Lamb’s gaze rested heavily on River. “No.”
River said, “So why hasn’t Judd, uh, lit his firecracker already?”
“Either he’s biding his time or he’s formulating demands.” Lamb tapped a finger against his cigarette, and sparks scattered. “It was the crumblies did for our two, right?”
“Al Hawke shot Ash. Daisy stabbed Louisa.” River touched his throat. “But Hawke was aiming for Judd, who’d just shouldered Daisy to the ground. And Daisy probably thought she was saving Hawke, because Louisa jumped him.” He closed his eyes briefly. Then said, “They were there for the same reason as us, to stop their friend committing murder.”

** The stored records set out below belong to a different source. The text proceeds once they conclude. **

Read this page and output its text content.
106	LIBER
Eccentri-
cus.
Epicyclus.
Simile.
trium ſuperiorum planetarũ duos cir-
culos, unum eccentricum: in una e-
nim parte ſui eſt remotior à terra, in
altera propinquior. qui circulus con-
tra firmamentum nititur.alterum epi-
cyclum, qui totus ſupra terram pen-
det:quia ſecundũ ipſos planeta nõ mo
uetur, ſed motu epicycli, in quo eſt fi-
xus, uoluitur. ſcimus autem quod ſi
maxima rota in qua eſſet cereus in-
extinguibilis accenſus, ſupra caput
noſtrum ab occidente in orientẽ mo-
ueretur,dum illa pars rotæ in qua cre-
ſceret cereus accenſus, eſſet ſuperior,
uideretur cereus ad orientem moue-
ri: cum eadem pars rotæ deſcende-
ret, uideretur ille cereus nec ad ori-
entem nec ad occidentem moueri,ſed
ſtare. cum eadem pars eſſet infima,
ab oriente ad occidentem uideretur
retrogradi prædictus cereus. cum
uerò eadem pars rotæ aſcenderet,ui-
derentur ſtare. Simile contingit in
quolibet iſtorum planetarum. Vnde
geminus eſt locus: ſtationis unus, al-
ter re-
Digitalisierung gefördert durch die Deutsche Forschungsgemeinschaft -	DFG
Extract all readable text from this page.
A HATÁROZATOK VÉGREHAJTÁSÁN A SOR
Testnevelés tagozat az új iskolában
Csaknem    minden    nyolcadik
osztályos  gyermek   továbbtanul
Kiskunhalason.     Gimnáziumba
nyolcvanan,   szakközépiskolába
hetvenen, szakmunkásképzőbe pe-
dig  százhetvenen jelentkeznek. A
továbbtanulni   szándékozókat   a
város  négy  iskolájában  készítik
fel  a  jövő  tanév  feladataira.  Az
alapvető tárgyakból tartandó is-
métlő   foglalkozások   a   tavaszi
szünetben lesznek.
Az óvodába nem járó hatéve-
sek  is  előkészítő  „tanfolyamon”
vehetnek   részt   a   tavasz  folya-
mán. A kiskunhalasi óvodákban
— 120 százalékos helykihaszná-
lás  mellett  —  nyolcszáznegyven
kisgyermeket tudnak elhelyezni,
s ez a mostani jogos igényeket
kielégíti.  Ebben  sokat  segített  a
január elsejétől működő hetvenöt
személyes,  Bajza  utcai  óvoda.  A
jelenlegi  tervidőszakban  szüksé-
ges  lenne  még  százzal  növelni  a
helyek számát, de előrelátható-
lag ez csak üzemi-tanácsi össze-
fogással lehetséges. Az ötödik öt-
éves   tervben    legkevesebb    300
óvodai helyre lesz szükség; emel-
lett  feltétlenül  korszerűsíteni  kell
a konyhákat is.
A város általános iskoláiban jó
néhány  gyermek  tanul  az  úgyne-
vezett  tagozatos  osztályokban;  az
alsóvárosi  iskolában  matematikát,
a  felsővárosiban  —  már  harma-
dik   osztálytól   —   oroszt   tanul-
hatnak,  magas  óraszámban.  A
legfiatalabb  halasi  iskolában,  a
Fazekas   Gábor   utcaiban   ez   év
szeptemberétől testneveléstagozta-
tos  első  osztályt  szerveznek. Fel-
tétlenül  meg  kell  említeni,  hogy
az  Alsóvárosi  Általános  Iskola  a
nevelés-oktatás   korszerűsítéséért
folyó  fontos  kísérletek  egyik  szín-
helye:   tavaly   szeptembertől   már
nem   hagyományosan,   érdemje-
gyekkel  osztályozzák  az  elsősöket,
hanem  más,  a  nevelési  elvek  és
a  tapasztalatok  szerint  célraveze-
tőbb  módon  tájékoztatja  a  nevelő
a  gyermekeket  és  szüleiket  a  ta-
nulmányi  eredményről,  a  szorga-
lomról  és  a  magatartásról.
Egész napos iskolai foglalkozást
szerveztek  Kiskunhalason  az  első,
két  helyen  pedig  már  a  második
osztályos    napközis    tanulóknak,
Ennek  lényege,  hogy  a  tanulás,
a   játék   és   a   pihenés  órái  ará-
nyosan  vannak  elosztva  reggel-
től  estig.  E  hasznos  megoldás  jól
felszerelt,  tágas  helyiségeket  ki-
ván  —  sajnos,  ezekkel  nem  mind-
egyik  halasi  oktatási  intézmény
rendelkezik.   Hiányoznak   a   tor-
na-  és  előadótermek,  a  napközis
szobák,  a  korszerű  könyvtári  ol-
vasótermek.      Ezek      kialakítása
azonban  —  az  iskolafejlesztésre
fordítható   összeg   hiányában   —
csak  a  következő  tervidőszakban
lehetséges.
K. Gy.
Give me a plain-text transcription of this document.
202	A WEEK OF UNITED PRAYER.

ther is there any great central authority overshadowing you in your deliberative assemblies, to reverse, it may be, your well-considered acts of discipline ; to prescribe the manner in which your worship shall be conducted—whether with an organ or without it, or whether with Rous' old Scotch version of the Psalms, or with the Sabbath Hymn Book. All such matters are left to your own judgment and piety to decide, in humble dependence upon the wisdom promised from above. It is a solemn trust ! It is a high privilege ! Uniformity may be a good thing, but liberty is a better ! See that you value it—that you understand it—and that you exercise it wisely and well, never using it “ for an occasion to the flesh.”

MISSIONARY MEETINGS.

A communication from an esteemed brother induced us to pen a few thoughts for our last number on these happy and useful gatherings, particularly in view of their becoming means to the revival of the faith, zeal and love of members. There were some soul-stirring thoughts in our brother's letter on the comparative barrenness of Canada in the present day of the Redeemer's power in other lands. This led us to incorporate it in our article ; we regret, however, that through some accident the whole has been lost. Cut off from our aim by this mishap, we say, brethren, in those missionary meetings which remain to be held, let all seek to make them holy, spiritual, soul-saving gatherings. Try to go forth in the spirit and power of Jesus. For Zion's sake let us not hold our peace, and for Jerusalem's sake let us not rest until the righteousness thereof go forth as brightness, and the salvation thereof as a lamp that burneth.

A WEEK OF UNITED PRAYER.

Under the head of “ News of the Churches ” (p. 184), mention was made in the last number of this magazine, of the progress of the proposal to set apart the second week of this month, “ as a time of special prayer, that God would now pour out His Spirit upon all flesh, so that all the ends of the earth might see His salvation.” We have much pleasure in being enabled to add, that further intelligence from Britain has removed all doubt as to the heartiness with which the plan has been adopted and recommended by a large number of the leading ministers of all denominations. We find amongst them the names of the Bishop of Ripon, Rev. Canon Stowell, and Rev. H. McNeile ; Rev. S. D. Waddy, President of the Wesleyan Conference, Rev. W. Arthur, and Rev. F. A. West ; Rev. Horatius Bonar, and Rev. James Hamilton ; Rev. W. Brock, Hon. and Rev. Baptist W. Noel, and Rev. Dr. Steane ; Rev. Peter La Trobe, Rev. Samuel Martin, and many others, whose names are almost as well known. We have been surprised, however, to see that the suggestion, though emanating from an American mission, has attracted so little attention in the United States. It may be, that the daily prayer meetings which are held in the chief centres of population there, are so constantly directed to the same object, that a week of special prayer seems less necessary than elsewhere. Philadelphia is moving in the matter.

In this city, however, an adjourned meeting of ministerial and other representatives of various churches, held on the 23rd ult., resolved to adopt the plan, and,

“Shame any of you bothered. But it doesn’t matter who pulled whose trigger, this is Taverner’s fuck-up. Anyone else, she’d be toast. But this is Taverner. She could wander into a fairy tale and come back out with hi-def footage of Goldilocks going down on Daddy Bear, so who knows what leverage she’s got on Number Ten’s latest sock monkey. And if she walks on this, anyone with a clue about what happened last night is in her sights. And you all know how that story ends.”
“So what’s the plan?”
“Diplomacy.” He put a cigarette behind his ear, a backup in case the one in his mouth disappointed him. “We bring our principals together and have them talk through their differences. And reach a conclusion that satisfies all parties.”
“Principals?”
“Taverner and Judd.”
Shirley said, “What, get them to kiss and make out?”
“Up,” said Catherine.
Lamb said, “You know me. If I can’t bring a little sweetness and light into the world, I go to bed unhappy.”
River and Lech exchanged a look. “Are you having a stroke too?” River asked.
“You have a better idea?”
“How do you plan to get them together?” Lech said. “Given that Judd knows Taverner just tried to have him whacked.”
“Yeah, that’s where the diplomacy comes in.”
“Sounds like that’s where hostage taking comes in.”
Lamb said, “Well, you could always decide you’re happy with the way things have worked out. Or do you want me to count heads again and come up two short?”
Shirley said, “When did talking things over solve anything?”
“It’s your negative attitude that’s holding you back in life, you know. Well, that and being a short-arse with a bad haircut.”
River shook his head and leaned over the wall to study the water below. Little of it was visible beneath its shroud of algae, though a duck was unzipping a trail behind it, zigzagging slowly from one side to the other.